- Born: February 2, 1904 Karlsruhe
- Died: June 12, 1997 (aged 93) Holderness, New Hampshire, U.S.
- Education: University of Heidelberg (Bachelor's) University of Vienna (PhD)
- Known for: Pioneer of systematic study of child and adolescent psychological development; author of On Adolescence: A Psychoanalytic Interpretation
- Scientific career
- Fields: Psychoanalysis, child and Adolescent Psychology
- Workplaces: New York Psychoanalytical Society

= Peter Blos =

German-American psychoanalyst

Peter Blos (February 2, 1904 – June 12, 1997) was a German-American early psychoanalyst, a pioneer of a systematic approach to studying child and adolescent psychological development.

Born in Karlsruhe, Germany, Blos became friends at the age of 16 with Erik Erikson, with whom he later collaborated extensively. Blos studied education at the University of Heidelberg.
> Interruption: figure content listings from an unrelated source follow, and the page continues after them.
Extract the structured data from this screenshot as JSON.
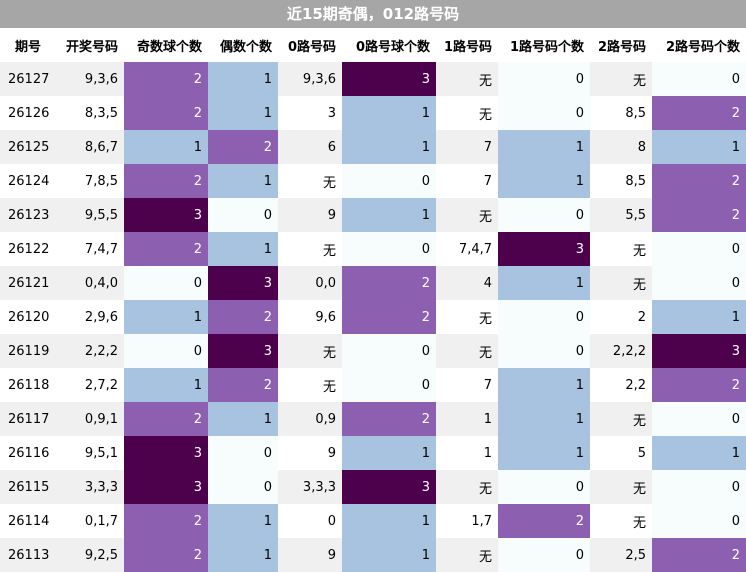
{
  "title": "近15期奇偶，012路号码",
  "headers": [
    "期号",
    "开奖号码",
    "奇数球个数",
    "偶数个数",
    "0路号码",
    "0路号球个数",
    "1路号码",
    "1路号码个数",
    "2路号码",
    "2路号码个数"
  ],
  "colors": {
    "c0": "#f7fcfd",
    "c1": "#a8c3df",
    "c2": "#8c5fb0",
    "c3": "#4d004b"
  },
  "rows": [
    [
      "26127",
      "9,3,6",
      "2",
      "1",
      "9,3,6",
      "3",
      "无",
      "0",
      "无",
      "0"
    ],
    [
      "26126",
      "8,3,5",
      "2",
      "1",
      "3",
      "1",
      "无",
      "0",
      "8,5",
      "2"
    ],
    [
      "26125",
      "8,6,7",
      "1",
      "2",
      "6",
      "1",
      "7",
      "1",
      "8",
      "1"
    ],
    [
      "26124",
      "7,8,5",
      "2",
      "1",
      "无",
      "0",
      "7",
      "1",
      "8,5",
      "2"
    ],
    [
      "26123",
      "9,5,5",
      "3",
      "0",
      "9",
      "1",
      "无",
      "0",
      "5,5",
      "2"
    ],
    [
      "26122",
      "7,4,7",
      "2",
      "1",
      "无",
      "0",
      "7,4,7",
      "3",
      "无",
      "0"
    ],
    [
      "26121",
      "0,4,0",
      "0",
      "3",
      "0,0",
      "2",
      "4",
      "1",
      "无",
      "0"
    ],
    [
      "26120",
      "2,9,6",
      "1",
      "2",
      "9,6",
      "2",
      "无",
      "0",
      "2",
      "1"
    ],
    [
      "26119",
      "2,2,2",
      "0",
      "3",
      "无",
      "0",
      "无",
      "0",
      "2,2,2",
      "3"
    ],
    [
      "26118",
      "2,7,2",
      "1",
      "2",
      "无",
      "0",
      "7",
      "1",
      "2,2",
      "2"
    ],
    [
      "26117",
      "0,9,1",
      "2",
      "1",
      "0,9",
      "2",
      "1",
      "1",
      "无",
      "0"
    ],
    [
      "26116",
      "9,5,1",
      "3",
      "0",
      "9",
      "1",
      "1",
      "1",
      "5",
      "1"
    ],
    [
      "26115",
      "3,3,3",
      "3",
      "0",
      "3,3,3",
      "3",
      "无",
      "0",
      "无",
      "0"
    ],
    [
      "26114",
      "0,1,7",
      "2",
      "1",
      "0",
      "1",
      "1,7",
      "2",
      "无",
      "0"
    ],
    [
      "26113",
      "9,2,5",
      "2",
      "1",
      "9",
      "1",
      "无",
      "0",
      "2,5",
      "2"
    ]
  ]
}
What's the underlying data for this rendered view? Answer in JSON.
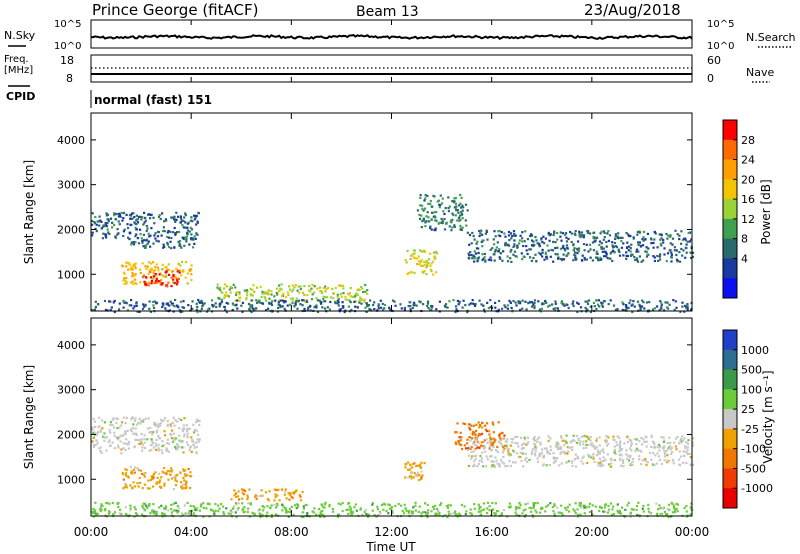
{
  "header": {
    "station": "Prince George (fitACF)",
    "beam": "Beam 13",
    "date": "23/Aug/2018"
  },
  "nsky_panel": {
    "left_label": "N.Sky",
    "right_label": "N.Search",
    "y_ticks": [
      "10^5",
      "10^0"
    ],
    "right_ticks": [
      "10^5",
      "10^0"
    ]
  },
  "freq_panel": {
    "left_label_line1": "Freq.",
    "left_label_line2": "[MHz]",
    "y_ticks": [
      "18",
      "8"
    ],
    "right_label": "Nave",
    "right_ticks": [
      "60",
      "0"
    ]
  },
  "cpid": {
    "label": "CPID",
    "value": "normal (fast) 151"
  },
  "power_panel": {
    "ylabel": "Slant Range [km]",
    "y_ticks": [
      "4000",
      "3000",
      "2000",
      "1000"
    ],
    "colorbar_label": "Power [dB]",
    "colorbar_ticks": [
      "28",
      "24",
      "20",
      "16",
      "12",
      "8",
      "4"
    ],
    "colors": [
      "#ff0000",
      "#ff6a00",
      "#ff9f00",
      "#f3c400",
      "#9bd237",
      "#40a050",
      "#2a6a6a",
      "#1a3aa0",
      "#0a10f0"
    ]
  },
  "velocity_panel": {
    "ylabel": "Slant Range [km]",
    "y_ticks": [
      "4000",
      "3000",
      "2000",
      "1000"
    ],
    "colorbar_label": "Velocity [m s⁻¹]",
    "colorbar_ticks": [
      "1000",
      "500",
      "100",
      "25",
      "-25",
      "-100",
      "-500",
      "-1000"
    ],
    "colors": [
      "#2040c8",
      "#2e6e8e",
      "#3a9a4a",
      "#6acc3a",
      "#c8c8c8",
      "#f0a000",
      "#f07800",
      "#f03c00",
      "#e80000"
    ]
  },
  "x_axis": {
    "ticks": [
      "00:00",
      "04:00",
      "08:00",
      "12:00",
      "16:00",
      "20:00",
      "00:00"
    ],
    "label": "Time UT"
  },
  "chart_data": {
    "type": "heatmap",
    "x_range_hours": [
      0,
      24
    ],
    "y_range_km": [
      180,
      4600
    ],
    "power_regions_db": [
      {
        "t": [
          0.0,
          1.8
        ],
        "r": [
          1800,
          2400
        ],
        "value": 6
      },
      {
        "t": [
          1.5,
          4.3
        ],
        "r": [
          1600,
          2400
        ],
        "value": 6
      },
      {
        "t": [
          1.2,
          4.0
        ],
        "r": [
          800,
          1300
        ],
        "value": 18
      },
      {
        "t": [
          2.0,
          3.6
        ],
        "r": [
          750,
          1100
        ],
        "value": 28
      },
      {
        "t": [
          5.0,
          11.0
        ],
        "r": [
          400,
          800
        ],
        "value": 14
      },
      {
        "t": [
          12.5,
          13.8
        ],
        "r": [
          1000,
          1600
        ],
        "value": 16
      },
      {
        "t": [
          13.0,
          15.0
        ],
        "r": [
          2000,
          2800
        ],
        "value": 8
      },
      {
        "t": [
          15.0,
          24.0
        ],
        "r": [
          1300,
          2000
        ],
        "value": 6
      },
      {
        "t": [
          0.0,
          24.0
        ],
        "r": [
          180,
          450
        ],
        "value": 6
      }
    ],
    "velocity_regions_ms": [
      {
        "t": [
          0.0,
          4.3
        ],
        "r": [
          1600,
          2400
        ],
        "value": 0
      },
      {
        "t": [
          1.2,
          4.0
        ],
        "r": [
          800,
          1300
        ],
        "value": -100
      },
      {
        "t": [
          5.5,
          8.5
        ],
        "r": [
          550,
          800
        ],
        "value": -100
      },
      {
        "t": [
          12.5,
          13.3
        ],
        "r": [
          1000,
          1400
        ],
        "value": -100
      },
      {
        "t": [
          14.5,
          16.5
        ],
        "r": [
          1700,
          2300
        ],
        "value": -500
      },
      {
        "t": [
          15.0,
          24.0
        ],
        "r": [
          1300,
          2000
        ],
        "value": 0
      },
      {
        "t": [
          0.0,
          24.0
        ],
        "r": [
          180,
          500
        ],
        "value": 100
      }
    ]
  }
}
After receiving the bachelor's degree, Blos was introduced to Anna Freud. She recommended Blos for a tutoring position to Bob Burlingham, the eldest child of psychoanalyst Dorothy Burlingham. Eventually, Blos became a director of an experimental psychoanalytical school for the children of Mrs. Burlingham, inviting Erik Erikson to assist him.

Later, Blos obtained a PhD in biology from the University of Vienna.

In 1934, Peter Blos fled to New Orleans, escaping a growing Nazi movement. Then he went to New York, advancing his analytical training there. Blos became part of the New York Psychoanalytical Society, becoming a special member in 1965. He presented and led a course on delayed adolescence from 1972 to 1977.

Dr. Blos published four books on adolescent development, delving deeply into the area Sigmund Freud touched on but hadn't developed enough. Finished by Blos in 1962, On Adolescence: A Psychoanalytic Interpretation became a foundational volume in the field, still widely studied.

Peter Blos died in 1997 at his home in Holderness, New Hampshire, at the age of 93.